Given the disadvantages that accompany low population for countries, some have suggested that perhaps a time has come for the government to consider population growth policies or incentives, suggestions Maganu deems ineffective.

“It has never worked anywhere. The number of children born to a woman are a very private decision of the woman and the husband in an enlightened society. And as I indicated, the more the women of a society get educated, the higher the tendency to have fewer children. All developed countries have a problem of zero population growth or even negative growth.

The replacement level is regarded as 2 children per woman; once the fertility level falls below that, then the population stops growing. That’s why developed countries are depending so much on immigration,” he said.

According to him, a lot of developing countries that are educating their women are heading there, including ourselves-Botswana. “Countries that have had a policy of encouraging women to have more children have failed dismally. A good example is some countries of Eastern Europe (Romania is a good example) that wanted to grow their populations by rewarding women who had more children. It didn’t work. The number of children is a very private matter,” said Maganu

For those who may be worried about the impact of problems associated with low growth rate, Maganu said: “The challenge is to develop society so that it can take care of its dependency ratio, the children and the aged. In developed countries the ratio of people over 60 years is now more than 20%, ours is still less than 10%.”

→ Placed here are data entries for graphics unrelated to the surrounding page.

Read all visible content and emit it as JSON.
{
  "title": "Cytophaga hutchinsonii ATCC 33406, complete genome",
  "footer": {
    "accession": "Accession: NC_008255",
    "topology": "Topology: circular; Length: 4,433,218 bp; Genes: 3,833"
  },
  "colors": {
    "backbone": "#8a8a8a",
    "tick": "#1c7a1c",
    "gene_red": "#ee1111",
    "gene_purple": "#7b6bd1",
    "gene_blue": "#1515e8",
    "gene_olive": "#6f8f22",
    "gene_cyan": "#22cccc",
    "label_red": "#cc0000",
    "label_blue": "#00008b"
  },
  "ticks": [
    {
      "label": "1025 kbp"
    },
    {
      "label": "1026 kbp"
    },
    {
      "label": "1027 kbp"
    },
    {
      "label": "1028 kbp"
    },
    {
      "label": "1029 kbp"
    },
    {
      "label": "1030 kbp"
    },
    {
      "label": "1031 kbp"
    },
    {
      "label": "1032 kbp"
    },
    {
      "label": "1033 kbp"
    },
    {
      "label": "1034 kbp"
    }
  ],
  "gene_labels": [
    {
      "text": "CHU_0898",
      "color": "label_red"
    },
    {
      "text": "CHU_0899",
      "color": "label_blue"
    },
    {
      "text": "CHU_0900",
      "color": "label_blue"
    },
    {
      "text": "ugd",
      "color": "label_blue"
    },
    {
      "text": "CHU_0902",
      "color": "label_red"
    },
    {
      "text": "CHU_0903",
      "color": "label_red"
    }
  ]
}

The preliminary results show that Mogoditshane with (88,098) is now the biggest village in the country with Maun coming second (85,293) and Molepolole at third position with 74,719. Population growth is associated with many economic advantages because more people leads to greater human capital, higher economic growth, economies of scale, the efficiency of higher population density and the improved demographic structure of society, among many others.